Droit. Banque de développement. Conseil financier. Investissement. Énergie. Gouvernance.

Pris séparément, ces métiers paraissent différents. Ensemble, ils composent pourtant la même chaîne : transformer une opportunité économique en actif structuré, financé et gouverné.

C’est probablement cette cohérence qui définit le mieux Loïc Mackosso.

« Rester debout » : lorsque la résilience devient une méthode de dirigeant

Il existe toutefois un autre versant du personnage.

Dans Rester Debout, Loïc Mackosso revient sur la guerre, l’exil, les échecs professionnels et les épreuves personnelles qui ont accompagné son parcours. Son propos dépasse progressivement l’autobiographie pour défendre une conception de la résilience fondée sur la discipline et la reconstruction.

Ce livre donne une clé de lecture particulière à son activité professionnelle.

La finance de projets exige précisément ce que la résilience réclame : accepter les délais, reconstruire des hypothèses, absorber les échecs, renégocier, recommencer et tenir suffisamment longtemps pour qu’une opération arrive à maturité.

Chez Mackosso, le discours sur l’endurance ne semble donc pas détaché de son métier. Il constitue presque sa philosophie d’exécution.

Le défi : passer du potentiel à l’actif

Le Congo n’a pas seulement besoin de davantage de capitaux.

Comme une grande partie de l’Afrique centrale, il a besoin de davantage de projets capables d’absorber ces capitaux.

C’est une différence essentielle.

Une ressource naturelle n’est pas encore un actif industriel. Un besoin énergétique n’est pas encore une centrale bancable. Un terrain n’est pas encore un projet immobilier rentable. Une entreprise prometteuse n’est pas encore un dossier d’investissement acceptable pour une banque.

Entre le potentiel et le capital se trouve toute une infrastructure invisible de structuration, de gouvernance, de droit et de finance.

C’est dans cet espace que Loïc Mackosso a choisi de construire sa carrière.

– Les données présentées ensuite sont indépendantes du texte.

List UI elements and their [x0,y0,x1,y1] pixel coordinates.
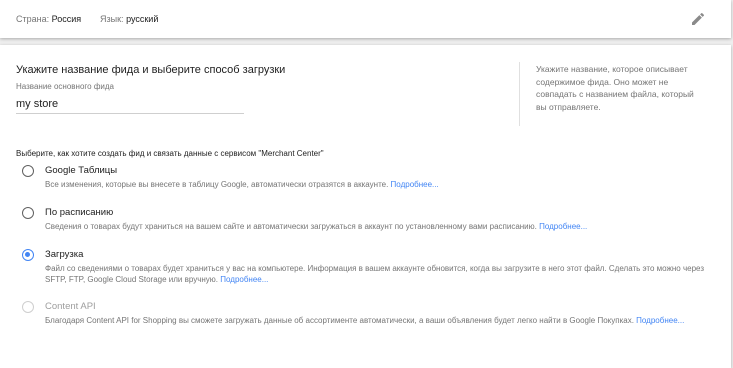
country-value: Россия [51,14,82,24]
language-value: русский [126,14,159,24]
radio-upload[interactable] [22,249,34,261]
learn-more-link[interactable]: Подробнее... [391,180,439,189]
radio-scheduled[interactable] [22,207,34,219]
option-title: По расписанию [45,207,114,218]
radio-google-sheets[interactable] [22,165,34,177]
option-title: Загрузка [45,249,84,260]
section-title: Укажите название фида и выберите способ … [16,64,286,76]
divider [519,62,520,126]
feed-setup-card: Укажите название фида и выберите способ … [0,45,731,368]
option-description: Сведения о товарах будут храниться на ва… [45,222,588,231]
language-setting: Язык: русский [100,14,158,24]
option-description: Все изменения, которые вы внесете в табл… [45,180,439,189]
country-setting: Страна: Россия [16,14,81,24]
feed-name-hint: Укажите название, которое описывает соде… [536,64,694,112]
edit-button[interactable] [690,11,706,27]
option-description: Благодаря Content API for Shopping вы см… [45,316,685,325]
language-label: Язык: [100,14,124,24]
country-label: Страна: [16,14,50,24]
option-title: Content API [45,301,96,312]
learn-more-link[interactable]: Подробнее... [636,316,684,325]
feed-name-input[interactable] [16,95,244,114]
learn-more-link[interactable]: Подробнее... [220,275,268,284]
option-description: Файл со сведениями о товарах будет храни… [45,264,704,284]
feed-name-label: Название основного фида [16,82,114,91]
method-prompt: Выберите, как хотите создать фид и связа… [16,149,324,158]
settings-summary-card: Страна: Россия Язык: русский [0,0,731,38]
option-title: Google Таблицы [45,165,118,176]
learn-more-link[interactable]: Подробнее... [539,222,587,231]
radio-content-api [22,301,34,313]
pencil-icon [692,12,705,25]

L’ambition 2030 du Groupe ARIES va désormais plus loin : devenir une plateforme panafricaine intégrée disposant d’un portefeuille diversifié d’actifs dans l’énergie, l’immobilier, les infrastructures et les ressources naturelles, avec des revenus provenant davantage de la gestion et des participations que des seuls honoraires de conseil.

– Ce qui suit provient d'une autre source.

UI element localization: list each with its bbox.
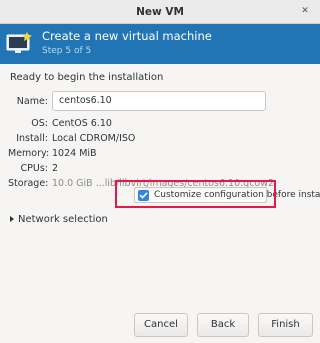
expander-arrow-icon — [10, 216, 14, 222]
memory-value: 1024 MiB — [52, 148, 97, 159]
header-banner: Create a new virtual machine Step 5 of 5 — [0, 24, 320, 64]
os-label: OS: — [31, 118, 48, 129]
banner-title: Create a new virtual machine — [42, 29, 212, 43]
cpus-label: CPUs: — [20, 163, 48, 174]
storage-label: Storage: — [8, 178, 49, 189]
network-selection-expander[interactable]: Network selection — [10, 214, 108, 225]
cpus-value: 2 — [52, 163, 59, 174]
highlight-annotation — [115, 180, 276, 208]
network-selection-label: Network selection — [18, 214, 108, 225]
memory-label: Memory: — [8, 148, 50, 159]
monitor-icon — [6, 32, 32, 53]
close-icon[interactable]: ✕ — [299, 5, 311, 17]
os-value: CentOS 6.10 — [52, 118, 112, 129]
cancel-button[interactable]: Cancel — [134, 313, 188, 337]
install-value: Local CDROM/ISO — [52, 133, 136, 144]
window-title: New VM — [136, 6, 184, 18]
step-indicator: Step 5 of 5 — [42, 46, 92, 56]
vm-name-input[interactable]: centos6.10 — [52, 91, 266, 111]
title-bar: New VM ✕ — [0, 0, 320, 24]
name-label: Name: — [16, 96, 48, 107]
summary-heading: Ready to begin the installation — [10, 72, 164, 83]
finish-button[interactable]: Finish — [258, 313, 313, 337]
install-label: Install: — [16, 133, 48, 144]
back-button[interactable]: Back — [197, 313, 249, 337]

C’est un changement de dimension considérable.

Et probablement le véritable test des prochaines années.

Car après avoir passé plus de vingt ans à expliquer comment structurer et financer des projets, Loïc Mackosso doit désormais démontrer qu’une expertise financière construite à Brazzaville peut produire, détenir et faire grandir des actifs africains compétitifs.

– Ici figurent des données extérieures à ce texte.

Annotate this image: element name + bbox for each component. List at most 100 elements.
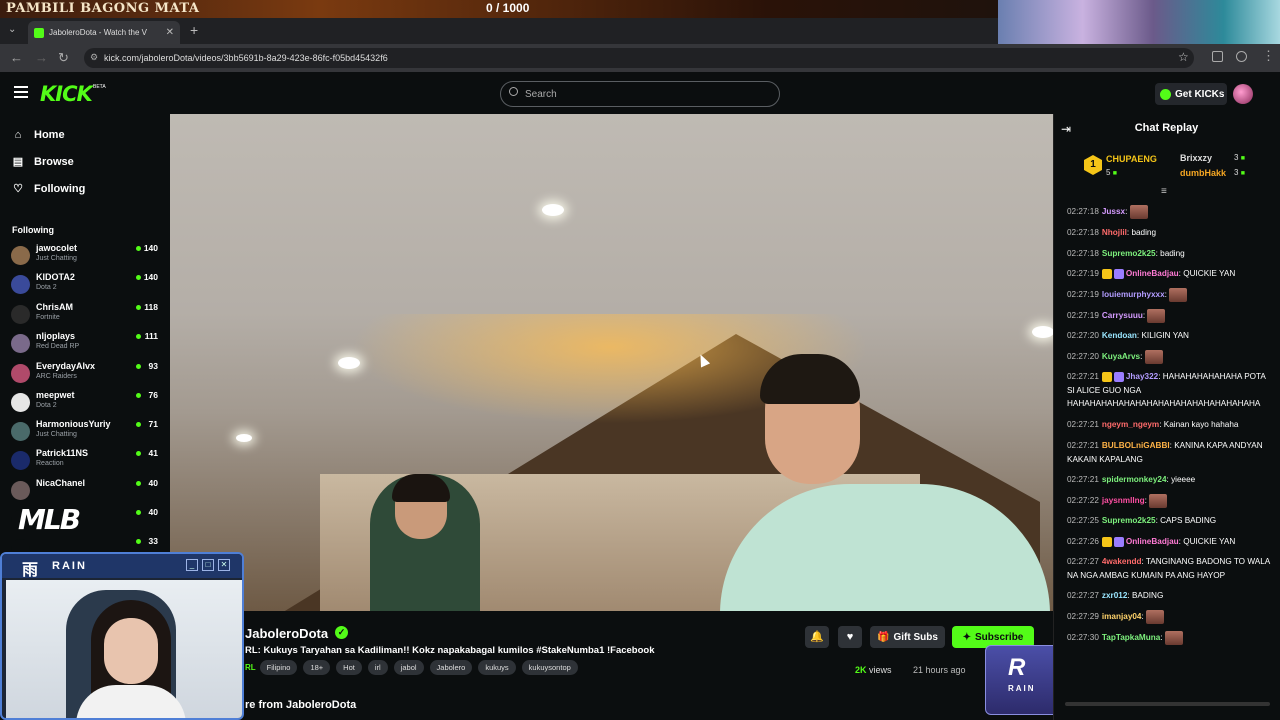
message-username[interactable]: KuyaArvs (1102, 352, 1140, 361)
tab-search-icon[interactable]: ⌄ (8, 24, 16, 35)
reload-icon[interactable]: ↻ (58, 50, 69, 66)
leaderboard-user-2[interactable]: Brixxzy (1180, 153, 1212, 163)
search-input[interactable]: Search (500, 81, 780, 107)
message-username[interactable]: Supremo2k25 (1102, 249, 1156, 258)
site-info-icon[interactable]: ⚙ (90, 52, 98, 63)
message-username[interactable]: BULBOLniGABBI (1102, 441, 1170, 450)
expand-leaderboard-icon[interactable]: ≡ (1161, 186, 1167, 197)
message-username[interactable]: zxr012 (1102, 591, 1128, 600)
gift-gem-icon: ■ (1240, 170, 1245, 177)
video-player[interactable] (170, 114, 1053, 611)
viewer-count: 71 (148, 419, 158, 429)
back-icon[interactable]: ← (10, 50, 23, 65)
profile-icon[interactable] (1236, 51, 1247, 62)
viewer-count: 93 (148, 361, 158, 371)
sidebar-nav-home[interactable]: ⌂ Home (12, 129, 65, 141)
message-text: bading (1160, 249, 1185, 258)
live-dot-icon (136, 451, 141, 456)
message-username[interactable]: imanjay04 (1102, 612, 1142, 621)
tab-close-icon[interactable]: ✕ (166, 27, 174, 38)
extensions-icon[interactable] (1212, 51, 1223, 62)
bookmark-star-icon[interactable]: ☆ (1178, 50, 1189, 64)
channel-name: NicaChanel (36, 478, 86, 488)
hamburger-menu-icon[interactable] (14, 86, 28, 101)
overlay-hero-art (998, 0, 1280, 44)
rain-brand-text: RAIN (52, 560, 87, 572)
kick-logo[interactable]: KICK (40, 82, 93, 106)
video-title: RL: Kukuys Taryahan sa Kadiliman!! Kokz … (245, 645, 655, 656)
channel-name[interactable]: JaboleroDota (245, 626, 328, 641)
viewer-count: 40 (148, 507, 158, 517)
following-channel-item[interactable]: EverydayAlvx ARC Raiders 93 (11, 361, 161, 389)
following-channel-item[interactable]: HarmoniousYuriy Just Chatting 71 (11, 419, 161, 447)
message-username[interactable]: Jhay322 (1126, 372, 1158, 381)
message-timestamp: 02:27:21 (1067, 372, 1099, 381)
live-dot-icon (136, 305, 141, 310)
following-channel-item[interactable]: Patrick11NS Reaction 41 (11, 448, 161, 476)
live-dot-icon (136, 275, 141, 280)
message-username[interactable]: louiemurphyxxx (1102, 290, 1165, 299)
chat-message: 02:27:18 Supremo2k25: bading (1067, 249, 1185, 258)
message-username[interactable]: spidermonkey24 (1102, 475, 1167, 484)
following-channel-item[interactable]: KIDOTA2 Dota 2 140 (11, 272, 161, 300)
sub-badge-icon (1113, 536, 1124, 547)
browser-tab[interactable]: JaboleroDota - Watch the V ✕ (28, 21, 180, 44)
leaderboard-user-1[interactable]: CHUPAENG (1106, 154, 1157, 164)
forward-icon[interactable]: → (35, 50, 48, 65)
emote-icon (1146, 610, 1165, 624)
chat-message: 02:27:19 OnlineBadjau: QUICKIE YAN (1067, 268, 1236, 279)
live-dot-icon (136, 364, 141, 369)
chat-scroll-indicator[interactable] (1065, 702, 1270, 706)
following-channel-item[interactable]: nljoplays Red Dead RP 111 (11, 331, 161, 359)
get-kicks-button[interactable]: Get KICKs (1155, 83, 1227, 105)
chat-message: 02:27:25 Supremo2k25: CAPS BADING (1067, 516, 1217, 525)
message-username[interactable]: Supremo2k25 (1102, 516, 1156, 525)
sub-badge-icon (1113, 371, 1124, 382)
tag-chip[interactable]: Filipino (259, 660, 298, 675)
tag-chip[interactable]: jabol (393, 660, 424, 675)
overlay-title: PAMBILI BAGONG MATA (6, 1, 200, 16)
tag-chip[interactable]: kukuysontop (521, 660, 578, 675)
leaderboard-user-3[interactable]: dumbHakk (1180, 168, 1226, 178)
following-channel-item[interactable]: meepwet Dota 2 76 (11, 390, 161, 418)
tag-chip[interactable]: irl (367, 660, 388, 675)
new-tab-icon[interactable]: + (190, 22, 198, 38)
gift-subs-button[interactable]: 🎁 Gift Subs (870, 626, 945, 648)
tag-chip[interactable]: Hot (336, 660, 362, 675)
follow-heart-button[interactable]: ♥ (838, 626, 862, 648)
message-username[interactable]: TapTapkaMuna (1102, 633, 1160, 642)
message-username[interactable]: Jussx (1102, 207, 1125, 216)
leaderboard-count-3: 3 ■ (1234, 168, 1245, 177)
sidebar-nav-browse[interactable]: ▤ Browse (12, 156, 74, 168)
view-count-label: views (869, 665, 892, 675)
browser-menu-icon[interactable]: ⋮ (1262, 48, 1275, 64)
message-username[interactable]: 4wakendd (1102, 557, 1142, 566)
crown-badge-icon (1101, 268, 1112, 279)
sidebar-nav-following[interactable]: ♡ Following (12, 183, 85, 195)
message-timestamp: 02:27:18 (1067, 207, 1099, 217)
channel-name: jawocolet (36, 243, 78, 253)
view-count: 2K views (855, 665, 892, 675)
following-channel-item[interactable]: jawocolet Just Chatting 140 (11, 243, 161, 271)
address-bar[interactable]: kick.com/jaboleroDota/videos/3bb5691b-8a… (84, 48, 1194, 68)
message-username[interactable]: OnlineBadjau (1126, 269, 1179, 278)
message-timestamp: 02:27:30 (1067, 633, 1099, 643)
message-timestamp: 02:27:19 (1067, 269, 1099, 278)
message-username[interactable]: Kendoan (1102, 331, 1137, 340)
viewer-count: 118 (144, 302, 158, 312)
following-channel-item[interactable]: NicaChanel 40 (11, 478, 161, 506)
message-username[interactable]: ngeym_ngeym (1102, 420, 1159, 429)
message-username[interactable]: OnlineBadjau (1126, 537, 1179, 546)
message-username[interactable]: Nhojlil (1102, 228, 1127, 237)
tag-chip[interactable]: Jabolero (429, 660, 473, 675)
following-channel-item[interactable]: ChrisAM Fortnite 118 (11, 302, 161, 330)
message-username[interactable]: jaysnmllng (1102, 496, 1145, 505)
emote-icon (1164, 631, 1183, 645)
message-text: QUICKIE YAN (1183, 537, 1236, 546)
tag-chip[interactable]: kukuys (478, 660, 516, 675)
channel-name: Patrick11NS (36, 448, 89, 458)
user-avatar[interactable] (1233, 84, 1253, 104)
tag-chip[interactable]: 18+ (303, 660, 331, 675)
message-username[interactable]: Carrysuuu (1102, 311, 1143, 320)
notification-bell-icon[interactable]: 🔔 (805, 626, 829, 648)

Si ce pari réussit, son parcours ne racontera plus seulement l’histoire d’un banquier d’affaires congolais devenu entrepreneur. Il illustrera quelque chose de plus important : l’émergence en Afrique centrale d’une génération de professionnels décidés à ne plus seulement chercher le capital mondial, mais à construire localement les véhicules capables de l’attirer, de le sécuriser et de le transformer en valeur durable.